Why Anaerobic Digestion works.
It converts waste streams into useful energy. The feedstocks include agricultural biomass and residues, animal dung and soluble organic matter.
Biogas yield is dependant on the proportion of energy-rich material fractions in the feedstock and their useful organic dry matter.
The best yields are produced from the use of organic food waste and whole crops such as wheat or maize silage rather than animal waste, which has already been through the digestion process. Household food waste should be considered as a valuable energy resource.
Biogas plants vary depending on the project scale and type of feedstock. They comprise a waste reception and storage area, pasteurisation plant, anaerobic digester and processing plant, digestate processing and storage, biogas filtering, combined heat and power plant, instrumentation and controls.
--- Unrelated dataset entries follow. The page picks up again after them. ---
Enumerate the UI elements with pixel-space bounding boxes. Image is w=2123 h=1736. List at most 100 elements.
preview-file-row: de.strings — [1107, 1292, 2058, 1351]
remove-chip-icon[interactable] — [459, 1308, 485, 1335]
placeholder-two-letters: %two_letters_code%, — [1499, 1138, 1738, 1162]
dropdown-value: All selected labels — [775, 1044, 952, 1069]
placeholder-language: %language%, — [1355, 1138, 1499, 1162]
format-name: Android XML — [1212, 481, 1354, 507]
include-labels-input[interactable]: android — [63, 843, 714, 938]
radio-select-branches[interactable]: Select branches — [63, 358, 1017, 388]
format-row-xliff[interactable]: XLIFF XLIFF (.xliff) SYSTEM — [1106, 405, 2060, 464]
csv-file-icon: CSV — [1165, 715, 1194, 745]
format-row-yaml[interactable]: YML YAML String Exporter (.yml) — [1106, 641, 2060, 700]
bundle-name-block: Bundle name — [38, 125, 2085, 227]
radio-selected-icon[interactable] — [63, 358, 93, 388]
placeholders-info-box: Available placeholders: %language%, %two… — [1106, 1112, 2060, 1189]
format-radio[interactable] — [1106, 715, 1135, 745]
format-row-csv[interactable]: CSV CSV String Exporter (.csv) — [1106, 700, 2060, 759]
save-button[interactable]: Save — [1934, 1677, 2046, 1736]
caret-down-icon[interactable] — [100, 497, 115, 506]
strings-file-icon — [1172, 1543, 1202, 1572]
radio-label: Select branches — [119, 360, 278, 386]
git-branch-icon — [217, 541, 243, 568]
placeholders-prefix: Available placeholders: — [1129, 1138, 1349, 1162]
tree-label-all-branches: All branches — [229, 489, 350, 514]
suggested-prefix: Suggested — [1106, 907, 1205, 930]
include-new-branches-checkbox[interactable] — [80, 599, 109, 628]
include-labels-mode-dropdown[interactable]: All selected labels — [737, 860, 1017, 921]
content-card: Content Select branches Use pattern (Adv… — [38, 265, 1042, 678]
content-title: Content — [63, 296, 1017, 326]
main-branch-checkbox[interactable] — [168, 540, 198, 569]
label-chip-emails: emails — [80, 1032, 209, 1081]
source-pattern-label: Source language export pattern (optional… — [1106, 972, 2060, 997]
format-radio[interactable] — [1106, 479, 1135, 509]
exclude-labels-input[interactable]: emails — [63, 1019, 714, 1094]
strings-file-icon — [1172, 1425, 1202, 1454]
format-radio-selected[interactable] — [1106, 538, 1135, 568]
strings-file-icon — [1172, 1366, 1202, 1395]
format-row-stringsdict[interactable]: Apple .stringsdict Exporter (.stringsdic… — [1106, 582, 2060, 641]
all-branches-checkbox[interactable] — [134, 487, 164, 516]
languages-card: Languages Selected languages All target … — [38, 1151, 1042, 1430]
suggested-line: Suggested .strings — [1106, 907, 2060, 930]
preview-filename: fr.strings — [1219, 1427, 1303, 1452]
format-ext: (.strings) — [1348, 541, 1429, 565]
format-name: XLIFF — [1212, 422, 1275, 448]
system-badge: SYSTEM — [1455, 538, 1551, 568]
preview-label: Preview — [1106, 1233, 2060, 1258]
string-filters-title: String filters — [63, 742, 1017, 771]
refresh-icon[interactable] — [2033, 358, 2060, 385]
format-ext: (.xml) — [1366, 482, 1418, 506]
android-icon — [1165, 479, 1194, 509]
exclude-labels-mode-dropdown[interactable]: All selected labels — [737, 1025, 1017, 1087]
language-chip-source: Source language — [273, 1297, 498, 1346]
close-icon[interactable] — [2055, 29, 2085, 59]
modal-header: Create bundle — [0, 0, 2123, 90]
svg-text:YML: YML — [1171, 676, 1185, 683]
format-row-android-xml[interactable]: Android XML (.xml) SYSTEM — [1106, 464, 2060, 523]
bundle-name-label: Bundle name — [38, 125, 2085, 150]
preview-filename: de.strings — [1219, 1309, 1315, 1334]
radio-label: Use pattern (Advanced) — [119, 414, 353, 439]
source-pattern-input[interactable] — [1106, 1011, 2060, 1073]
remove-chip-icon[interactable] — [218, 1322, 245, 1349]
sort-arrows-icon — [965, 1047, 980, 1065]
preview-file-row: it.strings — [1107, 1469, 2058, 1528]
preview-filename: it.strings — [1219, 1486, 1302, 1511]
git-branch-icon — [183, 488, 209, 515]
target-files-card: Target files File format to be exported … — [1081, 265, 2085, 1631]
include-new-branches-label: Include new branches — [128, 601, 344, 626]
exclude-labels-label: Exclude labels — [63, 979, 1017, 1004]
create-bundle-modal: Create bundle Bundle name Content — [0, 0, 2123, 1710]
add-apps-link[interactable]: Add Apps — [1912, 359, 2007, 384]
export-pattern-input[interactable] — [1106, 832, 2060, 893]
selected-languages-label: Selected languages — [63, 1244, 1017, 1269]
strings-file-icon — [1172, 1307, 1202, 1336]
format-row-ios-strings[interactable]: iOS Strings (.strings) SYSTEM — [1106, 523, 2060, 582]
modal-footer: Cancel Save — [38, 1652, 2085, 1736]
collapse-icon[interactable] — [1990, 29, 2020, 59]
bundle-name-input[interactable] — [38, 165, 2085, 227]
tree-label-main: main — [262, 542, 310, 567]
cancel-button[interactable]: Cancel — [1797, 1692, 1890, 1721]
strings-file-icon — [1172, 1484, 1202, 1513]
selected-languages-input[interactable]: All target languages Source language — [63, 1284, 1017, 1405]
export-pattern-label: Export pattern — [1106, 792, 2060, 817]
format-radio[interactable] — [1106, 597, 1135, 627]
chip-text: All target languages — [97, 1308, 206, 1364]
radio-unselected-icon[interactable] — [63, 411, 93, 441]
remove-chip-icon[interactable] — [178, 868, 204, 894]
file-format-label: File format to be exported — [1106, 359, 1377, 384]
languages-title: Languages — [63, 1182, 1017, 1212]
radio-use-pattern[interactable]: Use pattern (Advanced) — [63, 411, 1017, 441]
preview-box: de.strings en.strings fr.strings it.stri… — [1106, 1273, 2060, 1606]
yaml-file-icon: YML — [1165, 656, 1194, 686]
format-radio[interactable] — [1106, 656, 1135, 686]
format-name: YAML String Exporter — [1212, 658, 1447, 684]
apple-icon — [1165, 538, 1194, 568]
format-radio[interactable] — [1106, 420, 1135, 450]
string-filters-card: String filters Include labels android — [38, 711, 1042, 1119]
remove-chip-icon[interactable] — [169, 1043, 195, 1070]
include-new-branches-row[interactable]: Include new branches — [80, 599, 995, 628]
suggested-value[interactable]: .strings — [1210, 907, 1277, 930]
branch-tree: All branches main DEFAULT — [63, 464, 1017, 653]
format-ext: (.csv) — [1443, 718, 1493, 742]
Bio waste is converted in the digester into energy from bio-chemical reactions. These may require bacteria to be added and process temperatures to be raised to suit.
Biogas generation from anaerobic digestion reduces waste that may otherwise be sent to landfill, reducing long term CO2 emissions and increasing diversity and security of energy supply. Alternatively, scrubbed biogas, bio methane, can be injected in the national gas grid or used as a transport fuel.
Anaerobic digestion is an approved technology under the UK Governments FIT scheme. This encourages financial support for small-scale low carbon electricity generation.